A instituição monetária reconheceu pela primeira vez a possibilidade de redução na taxa de juros por lá em 2024 – contamos detalhes aqui.
O índice chegou a ser negociado na casa dos 131 mil pontos, mas corrigiu ao longo do pregão. “Boa parte do movimento de alta hoje se deve ao clima mais otimista no exterior, que pode ajudar o Banco Central aqui no Brasil a acelerar o corte da Selic em 2024, dentro da medida do possível”, destaca Andre Fernandes, head de renda variável e sócio da A7 Capital.
Em Nova York, S&P 500 e Nasdaq subiram 0,27% e 0,19%, respectivamente.
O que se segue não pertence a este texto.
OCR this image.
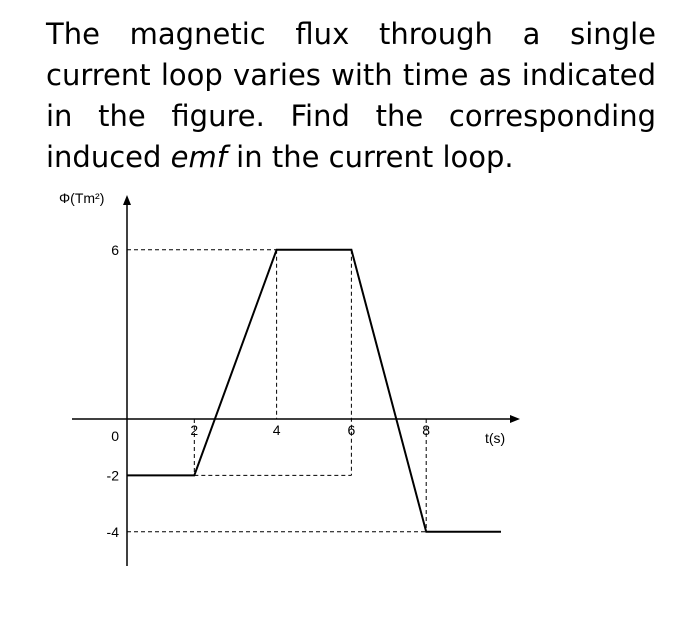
The magnetic flux through a single current loop varies with time as indicated in the figure. Find the corresponding induced emf in the current loop.

2	4	6	8
6
0
-2
-4
Φ(Tm²)
t(s)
O Dow Jones subiu 0,43%, encerrando o dia em seu maior nível na história.
O dólar teve uma leve desvalorização de 0,07% frente ao real, cotado a R$ 4,91. Já o euro subiu 0,89% no dia, a R$ 5,40.
Os três papéis que mais valorizaram no dia foram Dexco (DXCO3), Prio (PRIO3) e Lojas Renner (LREN3).
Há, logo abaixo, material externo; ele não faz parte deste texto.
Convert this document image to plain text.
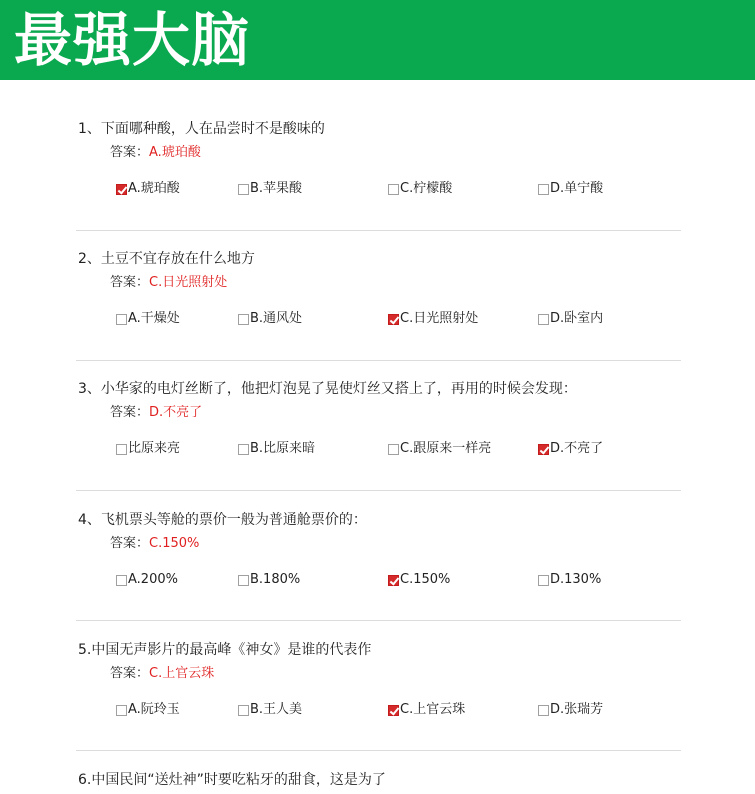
最强大脑
1、下面哪种酸，人在品尝时不是酸味的
答案：A.琥珀酸
A.琥珀酸	B.苹果酸	C.柠檬酸	D.单宁酸
2、土豆不宜存放在什么地方
答案：C.日光照射处
A.干燥处	B.通风处	C.日光照射处	D.卧室内
3、小华家的电灯丝断了，他把灯泡晃了晃使灯丝又搭上了，再用的时候会发现：
答案：D.不亮了
比原来亮	B.比原来暗	C.跟原来一样亮	D.不亮了
4、飞机票头等舱的票价一般为普通舱票价的：
答案：C.150%
A.200%	B.180%	C.150%	D.130%
5.中国无声影片的最高峰《神女》是谁的代表作
答案：C.上官云珠
A.阮玲玉	B.王人美	C.上官云珠	D.张瑞芳
6.中国民间“送灶神”时要吃粘牙的甜食，这是为了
Confira o que influenciou o desempenho dos ativos:
Dexco (DXCO3): +4,79%, R$ 8,10
As ações da Dexco subiram 4,79% no pregão, na dianteira do Ibovespa, depois que a companhia aprovou a distribuição de juros sobre capital próprio (JCP) a R$ 0,215308641665 por ação. Os papéis encerraram o dia a R$ 8,10.
A DXCO3 sobe 11,57% no mês e 19,47% no ano.
Prio (PRIO3): +4,53%, R$ 47,28
As ações da Prio subiram 4,53%, a R$ 47,28.
Os papéis sobem 2,94% no mês e 27,06% no ano.
Lojas Renner (LREN3): +4,30%, R$ 17,45
As ações da Renner subiram 4,30%, cotadas a R$ 17,45, em um dia positivo para papéis ligados à economia doméstica.
A LREN3 sobe 6,60% no mês, mas cai 12,40% no ano.